S級への試練
「おっすメタルナイト……何でお前倒れてるんだ?」
「オマエヲS級二上ゲルノニ苦労シタカラダ……」
「機械の体で休む意味なくね?」
サイタマがヒーロー試験を受けてから数日後のZ市郊外、サイタマの自宅でメタルナイトとサイタマは同居していた。相変わらずメタルナイトは生身の姿をサイタマに晒さないままであり、サイタマはそれによってメタルナイトが機械人間と勘違いしていた。
メタルナイトはむっくり起き上がると、座布団に座った。
機械とハゲが座って話をしている姿は中々にシュールな光景である。
「精神テキナモノダ。ホンライハC級開始ダッタゾサイタマ」
「ピンとこねーけど、助かったのか?」
「C級下位ハ民衆二イッパンジン程度ト認識サレテモオカシクナイ」
「うげ、それは嫌だな……ありがとな」
実際にサイタマがS級18位となれたのは、事前にメタルナイトがヒーロー協会に詳細なサイタマの戦闘データを送っていたのが一番の理由である。ヒーロー協会においてはメタルナイトの科学力と分析力は危険視される程のものであり、サイタマの強大な力を考えてS級に推薦したメタルナイトの発言は無視できるものではなかった。最終的な決め手となったのは、サイタマのマジ殴りが偶然地球に迫る隕石を破壊したことだろう。データと実績がうまい具合に噛み合い、童帝やアマイマスクなどもサイタマの圧倒的な力を認めざるを得なかった。
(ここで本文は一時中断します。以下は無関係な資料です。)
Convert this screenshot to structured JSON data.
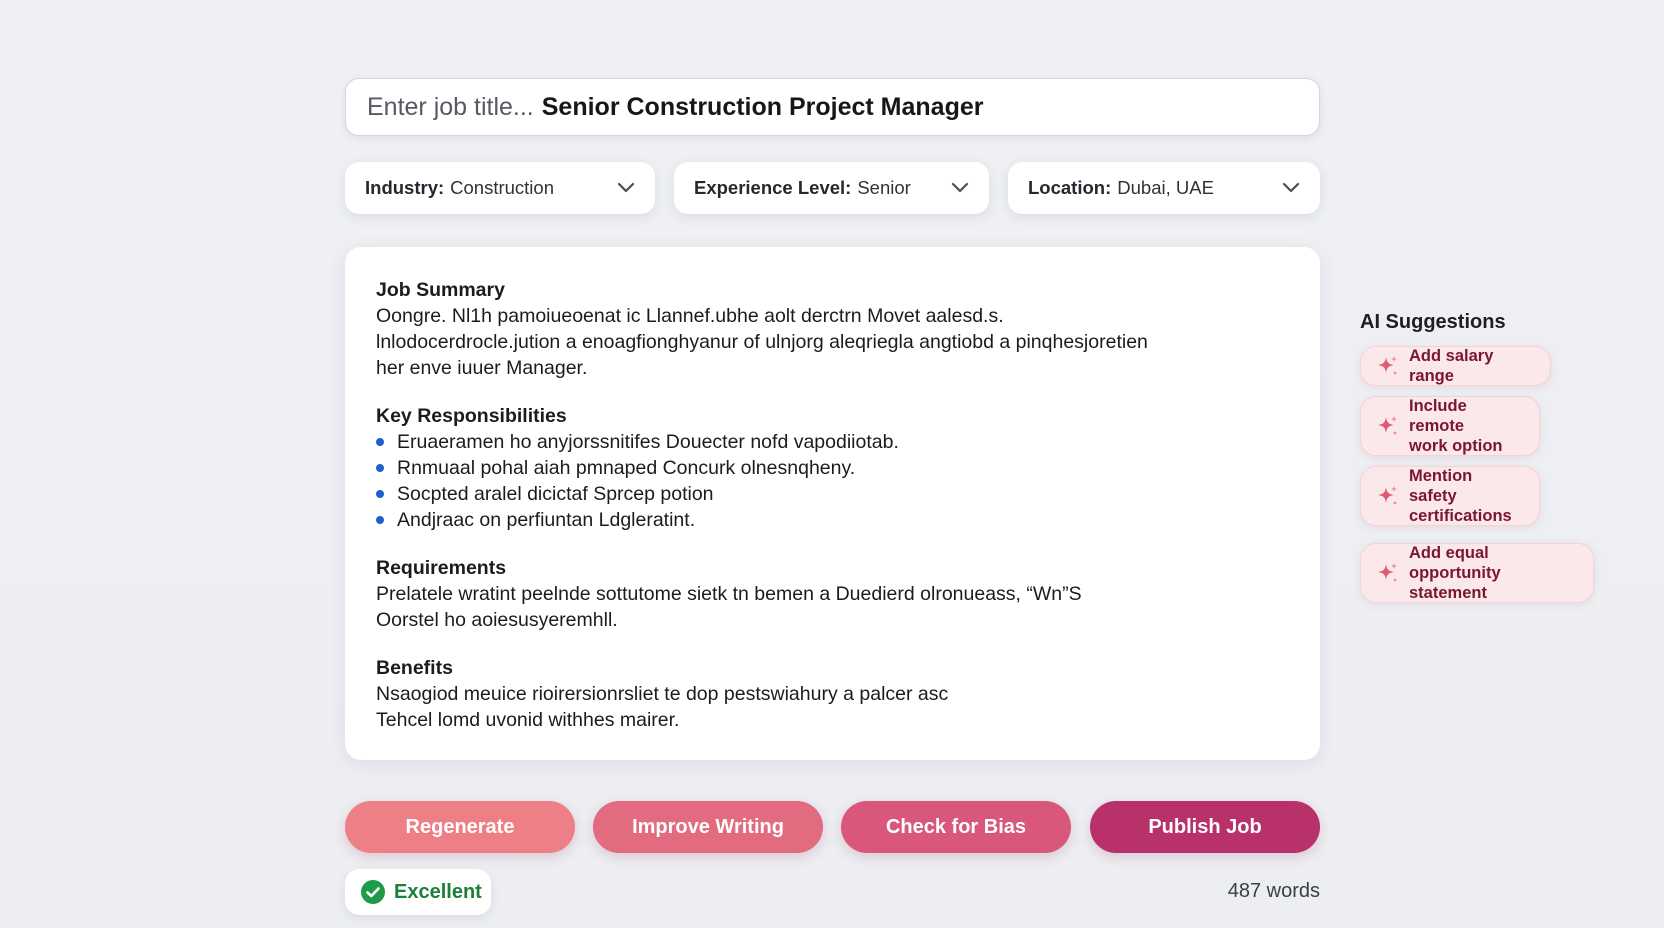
{
  "job_title": {
    "placeholder": "Enter job title...",
    "value": "Senior Construction Project Manager"
  },
  "dropdowns": {
    "industry": {
      "label": "Industry:",
      "value": "Construction"
    },
    "experience": {
      "label": "Experience Level:",
      "value": "Senior"
    },
    "location": {
      "label": "Location:",
      "value": "Dubai, UAE"
    }
  },
  "editor": {
    "summary": {
      "heading": "Job Summary",
      "lines": [
        "Oongre. Nl1h pamoiueoenat ic Llannef.ubhe aolt derctrn Movet aalesd.s.",
        "lnlodocerdrocle.jution a enoagfionghyanur of ulnjorg aleqriegla angtiobd a pinqhesjoretien",
        "her enve iuuer Manager."
      ]
    },
    "responsibilities": {
      "heading": "Key Responsibilities",
      "items": [
        "Eruaeramen ho anyjorssnitifes Douecter nofd vapodiiotab.",
        "Rnmuaal pohal aiah pmnaped Concurk olnesnqheny.",
        "Socpted aralel dicictaf Sprcep potion",
        "Andjraac on perfiuntan Ldgleratint."
      ]
    },
    "requirements": {
      "heading": "Requirements",
      "lines": [
        "Prelatele wratint peelnde sottutome sietk tn bemen a Duedierd olronueass, “Wn”S",
        "Oorstel ho aoiesusyeremhll."
      ]
    },
    "benefits": {
      "heading": "Benefits",
      "lines": [
        "Nsaogiod meuice rioirersionrsliet te dop pestswiahury a palcer asc",
        "Tehcel lomd uvonid withhes mairer."
      ]
    }
  },
  "ai_suggestions": {
    "title": "AI Suggestions",
    "items": [
      {
        "line1": "Add salary range",
        "line2": ""
      },
      {
        "line1": "Include remote",
        "line2": "work option"
      },
      {
        "line1": "Mention safety",
        "line2": "certifications"
      },
      {
        "line1": "Add equal opportunity",
        "line2": "statement"
      }
    ]
  },
  "actions": {
    "regenerate": "Regenerate",
    "improve": "Improve Writing",
    "bias": "Check for Bias",
    "publish": "Publish Job"
  },
  "status": {
    "quality": "Excellent",
    "word_count": "487 words"
  },
  "colors": {
    "accent_blue": "#1f5fd1",
    "suggestion_bg": "#fbe8ea",
    "suggestion_text": "#7b1630",
    "btn_regenerate": "#ef7f86",
    "btn_improve": "#e36b80",
    "btn_bias": "#d8577a",
    "btn_publish": "#b8316a",
    "success_green": "#1a7f3a"
  }
}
「礼ヲ言ウ必要ハナイ。地球ノ危機ダ、オマエガS級デナイトオレガ困ル」
メタルナイトが他人のサイタマをわざわざ推薦した理由はこれだった。S級でないとS級のみを集めるような特別なヒーロー協会の緊急招集に呼ばれることがなく、特化した戦力として作戦に組み込まれることがなくなる。サイタマのようなイレギュラーが最前線の戦況を把握しないまま、戦場に突っ込むのはマズいだろう。
最悪立てた作戦が全て水の泡となる可能性がある。
「お前機械だけどいい奴だな!」
「……勘違イシテイルヨウダガ、チャントロボヲ操ッテイル生身の肉体ハアルカラナ?」
「じゃあ今度一緒に鍋食おうぜ。今度は俺が金出すからさ!」
「コトワル。俺ハ俺ノ目的ガアッテオマエノ傍二居ル。慣レ合ウ気ハナイ」
実際メタルナイトの保有している財産なら自腹で高級料理など、いくらでも食べることができる。サイタマの傍に居るのは、単にその強さの秘密を探るためにすぎない。
そう思いつつも間近でサイタマの力を目にしたメタルナイトの心中は徐々に変化し始めていた。本来サイタマの監視にわざわざロボを差し向ける必要はないはずという事実に、天才のメタルナイトが気付いていないのがその証拠である。
そんな二人の団らん中にピンポーンという来客を告げる音が流れる。
「俺が出るけど、お前は出てくるなよ?」
「ワカッテイル」
サイタマはメタルナイトに釘を刺して玄関に向かった。
メタルナイトが機械の体で応対すれば、再びパニックになるであろうことは容易に想像できる。
サイタマはドアを開ける。来訪者は、青い髪の美男子だった。
「S級18位、サイタマだな?僕はアマイマスク。キミがS級に相応しいかどうかため」
サイタマはアマイマスクの言葉を遮り無言でドアを閉め、居間へと戻っていった。